Hey guys! It’s Emily Stillings here and I am so excited to be writing for Whine Night today!
So here’s a little background about me:
I have been a professional dancer for almost three years now. (Which, when I write that out, seems very soon to writing a blog post like I’m a seasoned professional but we are all learning here right…?) Anyways, when I decided to be a dancer I really did not comprehend how often my life would just be putting myself out there and hoping to book a job. To get a job as a dancer you have to go to A LOT of auditions – about 15-20 a month during peak season. That’s like 15-20 interviews, 15-20 anxiety attacks, 15-20 first impressions and 15-20 times I hear from castings “just be yourself.”
Simple right? “Just be yourself.” Like what does that ACTUALLY mean. You’ve probably been told this by a friend before a first date, an important interview, or when you’re asked to write a blog post…. to “just be yourself.” I’m sure we have all heard it and attempted to put these words into actions. But like, how tho?
It wasn’t until recently that I have had the pleasure of being on the opposite side of the situation at an audition. It was my turn to tell people “just be yourself.” I finally got a front row seat to see what really gives that people that extra something. Maybe I could fill this empty phrase with something substantial. Right from the beginning of the day, I quickly realized the people who caught my eye. They were the dancers who I could tell, loved the way they specifically moved and were excited to share it with me. I enjoyed watching these dancers even when they didn’t get the steps perfectly because they invited me into their love for their movement. On the other side, I could immediately tell the girls who felt awkward. The ones who were still learning how to love the way they moved and in turn, it made me feel incredibly awkward to watch them. It finally dawned on me what about “just being yourself” makes us attractive to other people. It’s the love of what you have to bring to the table. If you love what you have, others will love it too.
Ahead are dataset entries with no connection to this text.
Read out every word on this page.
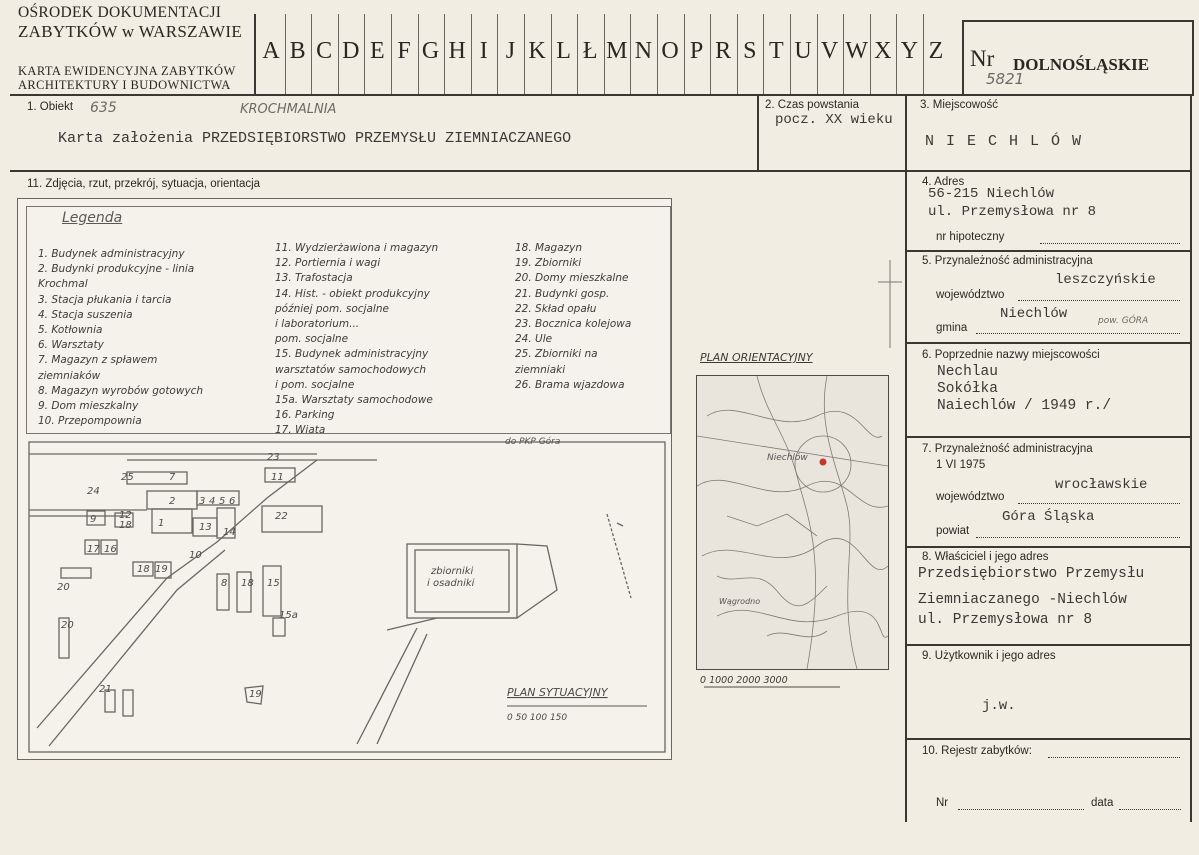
OŚRODEK DOKUMENTACJI
ZABYTKÓW w WARSZAWIE
KARTA EWIDENCYJNA ZABYTKÓW
ARCHITEKTURY I BUDOWNICTWA
A B C D E F G H I J K L Ł M N O P R S T U V W X Y Z Nr DOLNOŚLĄSKIE
5821
1. Obiekt 635	KROCHMALNIA
Karta założenia PRZEDSIĘBIORSTWO PRZEMYSŁU ZIEMNIACZANEGO
2. Czas powstania
pocz. XX wieku
3. Miejscowość
NIECHLÓW
11. Zdjęcia, rzut, przekrój, sytuacja, orientacja	4. Adres
56-215 Niechlów
ul. Przemysłowa nr 8
nr hipoteczny
5. Przynależność administracyjna
województwo
leszczyńskie
gmina
Niechlów	pow. GÓRA
6. Poprzednie nazwy miejscowości
Nechlau
Sokółka
Naiechlów / 1949 r./
7. Przynależność administracyjna
1 VI 1975
województwo
wrocławskie
powiat
Góra Śląska
8. Właściciel i jego adres
Przedsiębiorstwo Przemysłu
Ziemniaczanego -Niechlów
ul. Przemysłowa nr 8
9. Użytkownik i jego adres
j.w.
10. Rejestr zabytków:
Nr	data
Legenda
1. Budynek administracyjny
2. Budynki produkcyjne - linia
Krochmal
3. Stacja płukania i tarcia
4. Stacja suszenia
5. Kotłownia
6. Warsztaty
7. Magazyn z spławem
ziemniaków
8. Magazyn wyrobów gotowych
9. Dom mieszkalny
10. Przepompownia
11. Wydzierżawiona i magazyn
12. Portiernia i wagi
13. Trafostacja
14. Hist. - obiekt produkcyjny
później pom. socjalne
i laboratorium...
pom. socjalne
15. Budynek administracyjny
warsztatów samochodowych
i pom. socjalne
15a. Warsztaty samochodowe
16. Parking
17. Wiata
18. Magazyn
19. Zbiorniki
20. Domy mieszkalne
21. Budynki gosp.
22. Skład opału
23. Bocznica kolejowa
24. Ule
25. Zbiorniki na
ziemniaki
26. Brama wjazdowa
25	7	11
23
24
2 3 4 5 6
9 12
18	1	13 14
22
17 16
18 19
10
8 18 15
15a
20
20
21	19
zbiorniki
i osadniki
PLAN SYTUACYJNY
0 50 100 150
do PKP Góra
PLAN ORIENTACYJNY
Niechlów
Wągrodno
0 1000 2000 3000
What I could take away from this experience was that I found comfort in someone who loved what they brought to the table. So when you’re on that first date, don’t be nervous about sharing your passion about Japanese anime, go for it and see how the love in your interests are taken. When you go to that interview, love that you bring a new and unique element to the design company with your background in music. And when you’re asked to put yourself out there and write a blog post, love that you have something you believe is worth sharing with viewers across the web. If it doesn’t work out, that job, that guy, that blog (….), it is not for you and that is okay. You love who you are and that’s all you can do. So the next time your bff is advising you to “just be yourself,” try this new approach of being confident and don’t look back. Don’t “just BE yourself” but “just LOVE yourself.”
*****disclaimer: easier said than done…but still try.